Photovoltaik – Kein Rettungsweg bei Erlöschen der EEG-Zuschläge für Freiflächen-PV?
« NewsübersichtSteht dem Betreiber einer Freiflächen-Solaranlage nach Versäumung der Frist zur Beantragung von Zahlungsberechtigungen die Wiedereinsetzung in den vorigen Stand der EEG-Zahlungsberechtigung zu? Das OLG Düsseldorf hat sich in einem aktuellen Beschluss hierzu geäußert.
Für die EEG-Förderung von Solaranlagen des ersten Segments und insbesondere Freiflächen-Photovoltaik bedarf es im Gegensatz zu anderen Energieträgern nach Erlangung eines Zuschlags im Rahmen der Ausschreibung in einem zweiten Schritt noch sogenannte Zahlungsberechtigungen bei der Bundesnetzagentur (BNetzA) beantragt werden, vgl. § 38 EEG 2023 (bzw. 2021).
Über die Frage, ob einem Betreiber einer Freiflächen-Solaranlage nach Versäumung der Frist zur Beantragung von Zahlungsberechtigungen Wiedereinsetzung in den vorigen Stand der EEG-Zahlungsberechtigung oder eine andere Rechtsschutzmöglichkeit wie Nachsichtgewährung zusteht, hatte das Oberlandesgericht Düsseldorf in einem aktuellen Beschluss zu entscheiden, (29.05.2024 – 3 Kart 237/23).
Der Sachverhalt: Fristversäumnis des Antrags auf Zahlungsberechtigung
Im vorliegenden Fall wendete sich die Betreiberin einer PV-Freiflächenanlage gegen die Entwertung eines ihr im Innovationsausschreibungsverfahren erteilten Zuschlags durch die Bundesnetzagentur und begehrte zugleich die Verpflichtung zur Erteilung einer Zahlungsberechtigung.
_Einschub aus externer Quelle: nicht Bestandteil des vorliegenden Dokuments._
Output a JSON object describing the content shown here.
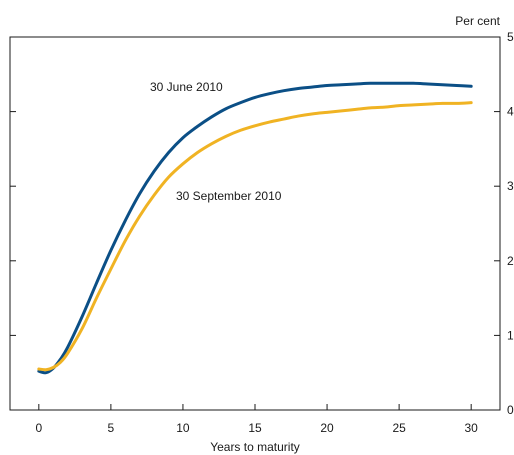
{
  "chart_data": {
    "type": "line",
    "xlabel": "Years to maturity",
    "ylabel": "Per cent",
    "xlim": [
      -2,
      32
    ],
    "ylim": [
      0,
      5
    ],
    "x_ticks": [
      0,
      5,
      10,
      15,
      20,
      25,
      30
    ],
    "y_ticks": [
      0,
      1,
      2,
      3,
      4,
      5
    ],
    "grid": false,
    "y_axis_side": "right",
    "series": [
      {
        "name": "30 June 2010",
        "color": "#0b4f86",
        "x": [
          0,
          0.5,
          1,
          1.5,
          2,
          3,
          4,
          5,
          6,
          7,
          8,
          9,
          10,
          11,
          12,
          13,
          14,
          15,
          16,
          17,
          18,
          19,
          20,
          21,
          22,
          23,
          24,
          25,
          26,
          27,
          28,
          29,
          30
        ],
        "y": [
          0.52,
          0.5,
          0.56,
          0.68,
          0.84,
          1.25,
          1.7,
          2.14,
          2.54,
          2.9,
          3.2,
          3.45,
          3.65,
          3.8,
          3.93,
          4.04,
          4.12,
          4.19,
          4.24,
          4.28,
          4.31,
          4.33,
          4.35,
          4.36,
          4.37,
          4.38,
          4.38,
          4.38,
          4.38,
          4.37,
          4.36,
          4.35,
          4.34
        ]
      },
      {
        "name": "30 September 2010",
        "color": "#f0b323",
        "x": [
          0,
          0.5,
          1,
          1.5,
          2,
          3,
          4,
          5,
          6,
          7,
          8,
          9,
          10,
          11,
          12,
          13,
          14,
          15,
          16,
          17,
          18,
          19,
          20,
          21,
          22,
          23,
          24,
          25,
          26,
          27,
          28,
          29,
          30
        ],
        "y": [
          0.55,
          0.54,
          0.57,
          0.64,
          0.76,
          1.09,
          1.5,
          1.89,
          2.27,
          2.6,
          2.88,
          3.12,
          3.3,
          3.45,
          3.57,
          3.67,
          3.75,
          3.81,
          3.86,
          3.9,
          3.94,
          3.97,
          3.99,
          4.01,
          4.03,
          4.05,
          4.06,
          4.08,
          4.09,
          4.1,
          4.11,
          4.11,
          4.12
        ]
      }
    ]
  }
}
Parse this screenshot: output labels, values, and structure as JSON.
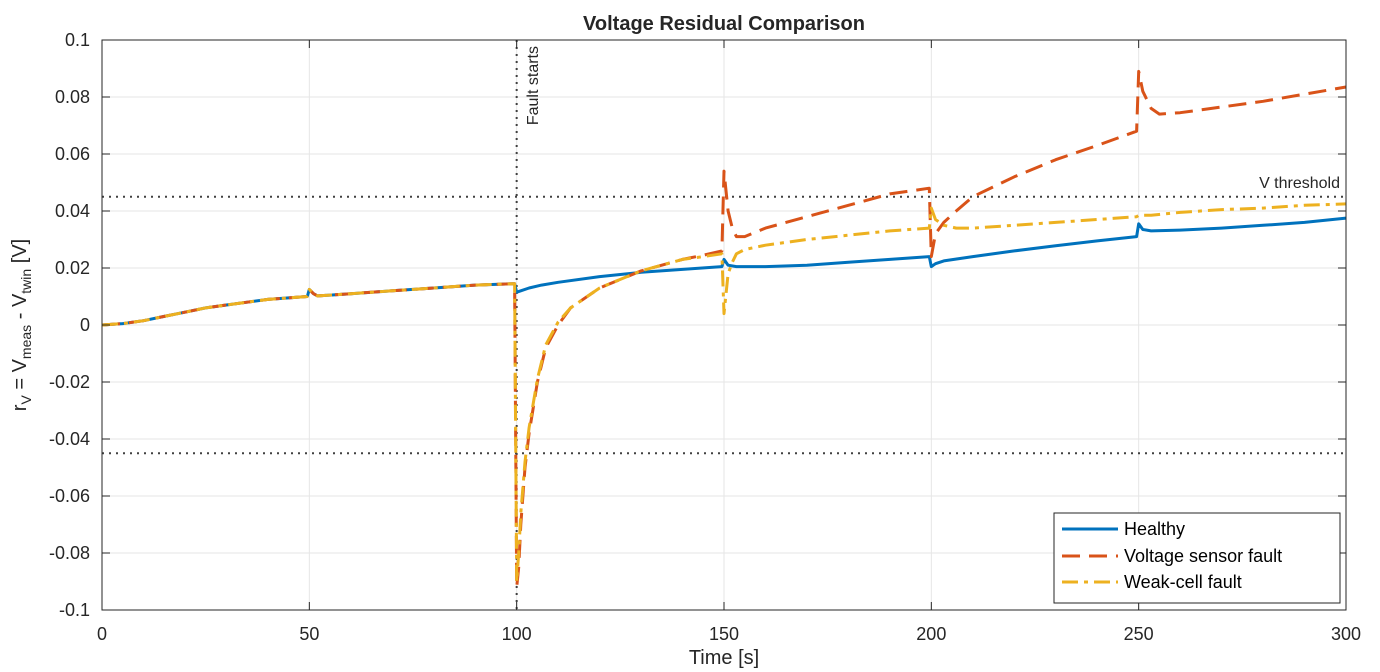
{
  "chart_data": {
    "type": "line",
    "title": "Voltage Residual Comparison",
    "xlabel": "Time [s]",
    "ylabel": {
      "main": "r",
      "main_sub": "V",
      "mid": " = V",
      "mid_sub": "meas",
      "rest": " - V",
      "rest_sub": "twin",
      "unit": " [V]"
    },
    "xlim": [
      0,
      300
    ],
    "ylim": [
      -0.1,
      0.1
    ],
    "xticks": [
      0,
      50,
      100,
      150,
      200,
      250,
      300
    ],
    "yticks": [
      -0.1,
      -0.08,
      -0.06,
      -0.04,
      -0.02,
      0,
      0.02,
      0.04,
      0.06,
      0.08,
      0.1
    ],
    "xtick_labels": [
      "0",
      "50",
      "100",
      "150",
      "200",
      "250",
      "300"
    ],
    "ytick_labels": [
      "-0.1",
      "-0.08",
      "-0.06",
      "-0.04",
      "-0.02",
      "0",
      "0.02",
      "0.04",
      "0.06",
      "0.08",
      "0.1"
    ],
    "grid": true,
    "legend_position": "bottom-right",
    "annotations": {
      "fault_line_x": 100,
      "fault_label": "Fault starts",
      "threshold_upper": 0.045,
      "threshold_lower": -0.045,
      "threshold_label": "V threshold"
    },
    "series": [
      {
        "name": "Healthy",
        "color": "#0072BD",
        "style": "solid",
        "x": [
          0,
          5,
          10,
          15,
          20,
          25,
          30,
          35,
          40,
          45,
          49.5,
          50,
          51,
          52,
          55,
          60,
          70,
          80,
          90,
          99.5,
          100,
          101,
          103,
          106,
          110,
          120,
          130,
          140,
          149.5,
          150,
          151,
          153,
          160,
          170,
          180,
          190,
          199.5,
          200,
          201,
          203,
          210,
          220,
          230,
          240,
          249.5,
          250,
          251,
          253,
          260,
          270,
          280,
          290,
          300
        ],
        "y": [
          0,
          0.0005,
          0.0015,
          0.003,
          0.0045,
          0.006,
          0.007,
          0.008,
          0.009,
          0.0095,
          0.01,
          0.0125,
          0.011,
          0.0102,
          0.0105,
          0.011,
          0.012,
          0.013,
          0.014,
          0.0145,
          0.0115,
          0.012,
          0.013,
          0.014,
          0.015,
          0.017,
          0.0185,
          0.0195,
          0.0205,
          0.023,
          0.021,
          0.0205,
          0.0205,
          0.021,
          0.022,
          0.023,
          0.024,
          0.0205,
          0.0215,
          0.0225,
          0.024,
          0.026,
          0.0278,
          0.0295,
          0.031,
          0.0355,
          0.0335,
          0.033,
          0.0333,
          0.034,
          0.035,
          0.036,
          0.0375
        ]
      },
      {
        "name": "Voltage sensor fault",
        "color": "#D95319",
        "style": "dashed",
        "x": [
          0,
          5,
          10,
          15,
          20,
          25,
          30,
          35,
          40,
          45,
          49.5,
          50,
          51,
          52,
          55,
          60,
          70,
          80,
          90,
          99.5,
          100,
          100.5,
          101,
          102,
          103,
          105,
          107,
          110,
          113,
          117,
          120,
          125,
          130,
          135,
          140,
          145,
          149.5,
          150,
          151,
          152,
          153,
          155,
          160,
          170,
          180,
          190,
          199.5,
          200,
          201,
          203,
          206,
          210,
          220,
          230,
          240,
          249.5,
          250,
          251,
          253,
          255,
          260,
          270,
          280,
          290,
          300
        ],
        "y": [
          0,
          0.0005,
          0.0015,
          0.003,
          0.0045,
          0.006,
          0.007,
          0.008,
          0.009,
          0.0095,
          0.01,
          0.0125,
          0.011,
          0.0102,
          0.0105,
          0.011,
          0.012,
          0.013,
          0.014,
          0.0145,
          -0.092,
          -0.085,
          -0.07,
          -0.05,
          -0.038,
          -0.02,
          -0.008,
          0.0,
          0.006,
          0.01,
          0.013,
          0.016,
          0.019,
          0.021,
          0.023,
          0.0245,
          0.026,
          0.054,
          0.04,
          0.034,
          0.031,
          0.031,
          0.034,
          0.038,
          0.042,
          0.046,
          0.048,
          0.024,
          0.032,
          0.036,
          0.04,
          0.045,
          0.052,
          0.058,
          0.063,
          0.068,
          0.089,
          0.082,
          0.076,
          0.074,
          0.0745,
          0.0765,
          0.0785,
          0.081,
          0.0835
        ]
      },
      {
        "name": "Weak-cell fault",
        "color": "#EDB120",
        "style": "dashdot",
        "x": [
          0,
          5,
          10,
          15,
          20,
          25,
          30,
          35,
          40,
          45,
          49.5,
          50,
          51,
          52,
          55,
          60,
          70,
          80,
          90,
          99.5,
          100,
          100.5,
          101,
          102,
          103,
          105,
          107,
          110,
          113,
          117,
          120,
          125,
          130,
          135,
          140,
          145,
          149.5,
          150,
          151,
          152,
          153,
          155,
          160,
          170,
          180,
          190,
          199.5,
          200,
          201,
          203,
          206,
          210,
          220,
          230,
          240,
          249.5,
          250,
          251,
          253,
          260,
          270,
          280,
          290,
          300
        ],
        "y": [
          0,
          0.0005,
          0.0015,
          0.003,
          0.0045,
          0.006,
          0.007,
          0.008,
          0.009,
          0.0095,
          0.01,
          0.0125,
          0.011,
          0.0102,
          0.0105,
          0.011,
          0.012,
          0.013,
          0.014,
          0.0145,
          -0.09,
          -0.08,
          -0.066,
          -0.048,
          -0.036,
          -0.019,
          -0.007,
          0.001,
          0.006,
          0.01,
          0.013,
          0.016,
          0.019,
          0.021,
          0.023,
          0.024,
          0.025,
          0.004,
          0.018,
          0.022,
          0.025,
          0.0265,
          0.028,
          0.03,
          0.0315,
          0.033,
          0.034,
          0.041,
          0.037,
          0.035,
          0.034,
          0.034,
          0.035,
          0.036,
          0.037,
          0.038,
          0.0385,
          0.0385,
          0.0385,
          0.0395,
          0.0405,
          0.041,
          0.042,
          0.0425
        ]
      }
    ]
  }
}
Die Betreiberin hatte die Anlage bereits ca. 14 Monate nach erteiltem Zuschlag in Betrieb genommen, registrierte die Anlage im Marktstammdatenregister und erhielt vom Anschlussnetzbetreiber auch die bezuschlagte fixe Marktprämie. Nach weiteren ca. 18 Monaten entwertete die Bundesnetzagentur mit Bescheid vom 21. August 2023 den im Jahre 2020 erteilten Zuschlag, weil die Betreiberin nicht fristgemäß die notwendige Zahlungsberechtigung beantragt hatte.
Sinn und Zweck des gestuften Zahlungsberechtigungsverfahrens im EEG
Das System der Zahlungsberechtigungen für Freiflächen-Photovoltaikanlagen bildet innerhalb des Förderregimes des EEG einen Sonderfall. Anders als bei den anderen Energieträgern bedarf es
1. Die Erlangung eines Zuschlags im Rahmen der Ausschreibung und
2. Die Beantragung der Zahlungsberechtigung, vgl. § 38 EEG 2023.
Dieses gestufte System bei der Erlangung des Förderanspruchs hat folgenden Hintergrund: Aufgrund der verhältnismäßig geringen bauordnungsrechtlichen Anforderungen bei der Errichtung von PV-Anlagen muss bei Ausschreibungsteilnahme von PV-Projekten keine Genehmigung vorgelegt werden, um eine hinreichend große Realisierungswahrscheinlichkeit nachzuweisen.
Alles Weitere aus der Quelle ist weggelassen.